Factoring in the Unknown
As with most commercial real estate conversations nowadays, talk at the San Diego Multifamily Conference inevitably turned to how long we are in this cycle. Though the next downturn seems to be inevitable, panelists speculated about when it will occur and just how severe it will be.
Not everyone viewed this impending bump as a bad thing, however. Especially not in a market as tight as San Diego with little room to run.
“I hope the next downturn is a moderate one,” said Preston Underdown, director of development at Richman Capital and “Developers/Owners” panelist. “We could use a good reset, then we can start growing from there.”
Fellow panelists mentioned they were monitoring the default rates on car loans, the levels of credit card debt and the types of investors who were trying to jump into the commercial real estate game to get a sense of what’s on the horizon.

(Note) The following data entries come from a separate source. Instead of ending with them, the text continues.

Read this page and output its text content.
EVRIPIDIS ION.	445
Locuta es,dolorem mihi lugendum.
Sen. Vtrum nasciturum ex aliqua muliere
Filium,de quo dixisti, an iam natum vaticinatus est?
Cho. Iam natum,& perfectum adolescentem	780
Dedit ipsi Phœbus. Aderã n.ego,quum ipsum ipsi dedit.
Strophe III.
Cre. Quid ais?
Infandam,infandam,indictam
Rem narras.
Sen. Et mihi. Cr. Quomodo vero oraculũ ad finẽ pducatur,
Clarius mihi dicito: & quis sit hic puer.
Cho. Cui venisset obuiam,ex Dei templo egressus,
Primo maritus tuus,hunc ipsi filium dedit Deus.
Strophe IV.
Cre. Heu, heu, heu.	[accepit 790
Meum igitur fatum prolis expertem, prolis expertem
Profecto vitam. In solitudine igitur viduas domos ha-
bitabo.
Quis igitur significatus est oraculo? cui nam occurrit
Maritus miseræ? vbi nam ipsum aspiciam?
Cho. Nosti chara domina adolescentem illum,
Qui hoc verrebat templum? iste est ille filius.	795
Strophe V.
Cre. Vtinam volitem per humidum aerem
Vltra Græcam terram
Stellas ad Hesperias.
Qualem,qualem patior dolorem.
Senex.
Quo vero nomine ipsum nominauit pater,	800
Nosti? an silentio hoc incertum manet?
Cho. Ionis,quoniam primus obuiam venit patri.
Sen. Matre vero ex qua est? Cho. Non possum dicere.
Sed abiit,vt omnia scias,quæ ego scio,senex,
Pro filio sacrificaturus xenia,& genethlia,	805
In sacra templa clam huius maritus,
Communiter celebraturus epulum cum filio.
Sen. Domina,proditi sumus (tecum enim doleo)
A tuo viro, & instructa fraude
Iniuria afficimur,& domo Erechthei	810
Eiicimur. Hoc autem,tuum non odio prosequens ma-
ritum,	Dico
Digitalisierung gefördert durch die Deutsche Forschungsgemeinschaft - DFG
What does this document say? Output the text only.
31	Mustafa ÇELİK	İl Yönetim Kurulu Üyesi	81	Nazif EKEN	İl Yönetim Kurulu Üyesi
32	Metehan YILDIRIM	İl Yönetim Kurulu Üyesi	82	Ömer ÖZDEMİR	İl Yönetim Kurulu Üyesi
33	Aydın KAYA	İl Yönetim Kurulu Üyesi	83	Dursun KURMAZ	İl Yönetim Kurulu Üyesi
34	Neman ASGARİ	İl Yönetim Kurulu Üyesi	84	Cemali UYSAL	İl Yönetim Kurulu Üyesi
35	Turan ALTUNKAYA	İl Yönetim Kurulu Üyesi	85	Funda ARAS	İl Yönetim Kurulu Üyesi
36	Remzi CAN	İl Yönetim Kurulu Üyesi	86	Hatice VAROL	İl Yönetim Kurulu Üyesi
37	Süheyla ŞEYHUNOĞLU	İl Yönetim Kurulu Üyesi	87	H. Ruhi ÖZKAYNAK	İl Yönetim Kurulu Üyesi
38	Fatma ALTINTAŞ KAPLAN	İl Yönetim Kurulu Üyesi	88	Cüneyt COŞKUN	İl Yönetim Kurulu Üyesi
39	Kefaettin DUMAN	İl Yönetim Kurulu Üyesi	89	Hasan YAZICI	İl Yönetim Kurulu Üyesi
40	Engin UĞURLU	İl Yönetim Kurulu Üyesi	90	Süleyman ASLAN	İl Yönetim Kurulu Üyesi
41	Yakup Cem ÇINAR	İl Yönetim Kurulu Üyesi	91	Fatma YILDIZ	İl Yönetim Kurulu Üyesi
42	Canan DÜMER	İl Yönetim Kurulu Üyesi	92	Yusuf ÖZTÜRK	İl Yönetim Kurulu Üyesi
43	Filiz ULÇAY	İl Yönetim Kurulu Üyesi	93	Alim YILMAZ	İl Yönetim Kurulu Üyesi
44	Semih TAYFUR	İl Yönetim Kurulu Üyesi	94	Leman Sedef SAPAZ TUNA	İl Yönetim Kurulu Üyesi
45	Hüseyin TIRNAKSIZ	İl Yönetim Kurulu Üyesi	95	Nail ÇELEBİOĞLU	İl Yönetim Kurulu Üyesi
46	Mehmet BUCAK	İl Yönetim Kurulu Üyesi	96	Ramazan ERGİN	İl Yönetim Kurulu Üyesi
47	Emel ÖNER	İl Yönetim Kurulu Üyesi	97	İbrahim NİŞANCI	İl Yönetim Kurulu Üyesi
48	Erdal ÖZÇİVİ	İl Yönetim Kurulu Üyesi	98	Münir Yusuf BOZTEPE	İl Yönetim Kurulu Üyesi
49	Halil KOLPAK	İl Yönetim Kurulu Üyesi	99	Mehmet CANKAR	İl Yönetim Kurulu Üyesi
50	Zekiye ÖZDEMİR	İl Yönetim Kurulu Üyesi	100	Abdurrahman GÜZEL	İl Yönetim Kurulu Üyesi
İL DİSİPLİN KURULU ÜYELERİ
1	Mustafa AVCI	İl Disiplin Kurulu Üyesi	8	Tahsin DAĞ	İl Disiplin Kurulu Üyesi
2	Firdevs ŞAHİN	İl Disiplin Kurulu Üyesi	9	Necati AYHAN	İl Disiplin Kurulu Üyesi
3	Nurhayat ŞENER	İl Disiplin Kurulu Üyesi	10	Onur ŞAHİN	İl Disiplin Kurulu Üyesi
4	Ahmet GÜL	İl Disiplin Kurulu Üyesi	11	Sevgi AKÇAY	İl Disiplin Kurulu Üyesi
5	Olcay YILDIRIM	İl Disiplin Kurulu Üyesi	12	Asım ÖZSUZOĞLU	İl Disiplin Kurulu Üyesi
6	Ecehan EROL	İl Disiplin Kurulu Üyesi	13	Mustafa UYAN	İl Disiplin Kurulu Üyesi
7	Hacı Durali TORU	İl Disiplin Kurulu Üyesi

“The average car payment is $550 per month,” said Aaron Pacillio, “Developers/Owners” panelist and CIO of Davlyn Investments. “How is that going to affect apartment rents? Credit card debt is at a high level. This means consumers are at the end of their rope in terms of what they can spend. Doctors and dentists are the types of people jumping into the market, buying small properties.”
Other unknown variables panelists mentioned were the perceived (versus real) benefits in Opportunity Zones and talk of repealing Costa-Hawkins rent control bill. This act might have failed on last November’s ballot, but panelists weren’t convinced we’ve heard the last of this rent control issue.
“We are not out of the woods yet,” O’Connor said. “We can’t wait until the 11th hour to address Costa-Hawkins. We have to keep putting material out there to stay on top of this and let everyone know how this is going to negatively affect our industry.”
Rising consumer debt and possible rent-control initiatives are things to monitor, Pacillio believed, though they should be considered in the context of San Diego and of the larger multifamily investment fundamentals in general.
“We’re in a cyclical business,” he said. “Everyone seems to forget that. A downturn is going to happen. It’s just a question of when and how deep of a bump will we have to ride?
“But this is a healthy market. I don’t see a lot of over leverage. Banks are pretty disciplined. Value never goes out of style. We simply want to provide the cleanest living environment with the best amenities within a particular threshold without creating the Taj Mahal.”